The significance of the proposed rules is huge.  Designating a company "systemically important" means that the Financial Stability Oversight Council can close down a private company if they determine that the company is in financial jeopardy.  A designated company which is in financial jeopardy can be deemed a "systemic threat" to the overall financial system and so to protect the financial system at large, the Secretary of the Treasury can recommend that the company be dissolved.

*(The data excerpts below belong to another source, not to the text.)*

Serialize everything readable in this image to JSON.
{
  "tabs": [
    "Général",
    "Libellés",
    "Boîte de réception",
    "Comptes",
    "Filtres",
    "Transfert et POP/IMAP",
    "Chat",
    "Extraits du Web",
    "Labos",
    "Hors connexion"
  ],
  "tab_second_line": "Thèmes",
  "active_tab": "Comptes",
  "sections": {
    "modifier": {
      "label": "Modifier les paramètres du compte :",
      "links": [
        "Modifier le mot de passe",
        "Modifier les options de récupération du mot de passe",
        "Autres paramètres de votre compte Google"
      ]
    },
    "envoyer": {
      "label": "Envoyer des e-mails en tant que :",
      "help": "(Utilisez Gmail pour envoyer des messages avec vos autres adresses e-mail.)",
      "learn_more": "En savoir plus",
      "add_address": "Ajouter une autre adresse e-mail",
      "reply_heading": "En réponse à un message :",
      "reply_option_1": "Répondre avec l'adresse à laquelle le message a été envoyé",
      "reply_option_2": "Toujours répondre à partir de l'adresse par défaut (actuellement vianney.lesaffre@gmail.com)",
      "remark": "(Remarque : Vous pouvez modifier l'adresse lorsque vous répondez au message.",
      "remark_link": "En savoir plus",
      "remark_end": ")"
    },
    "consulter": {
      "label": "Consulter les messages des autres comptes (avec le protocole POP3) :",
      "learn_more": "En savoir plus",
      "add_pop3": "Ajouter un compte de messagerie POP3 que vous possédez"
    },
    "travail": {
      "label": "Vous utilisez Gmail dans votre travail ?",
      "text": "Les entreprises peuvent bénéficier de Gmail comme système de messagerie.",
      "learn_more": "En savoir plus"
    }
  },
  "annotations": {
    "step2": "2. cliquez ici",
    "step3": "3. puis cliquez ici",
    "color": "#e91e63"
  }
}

The Dodd Frank bill has given the government unprecedented authority to regulate, take over and dissolve private corporations.  While a company may file a suit to protest an order of dissolution, no judge has the power to issue a stay to protect a company that has been ordered to dissolve or to prevent a take over. In other words, while the Financial Stability Oversight Council has life and death power over the businesses they regulate, they themselves do not have outside oversight through the judicial process.

This is pretty scary stuff for people working in financial services.  Remember that non-bank financial entities usually take more risks than banking entities, and because of this higher threshold of risk they have been able to offer more aggressive products to consumers and higher returns to investors.  To have an agency that has the power to determine that such a company is a potential threat to the financial system and that it needs to be closed down flies in the face of ingenuity and entrepreneurship.

It is impossible to know at this time how small the entities that come under increased supervision as part of the Fed's proposed rule will turn out to be.  The Fed is accepting public comments on the proposed rule until March 30.  After that date, the Fed will issue its final interim rule.  Then we can watch as this latest government power grab takes shape over the next few years.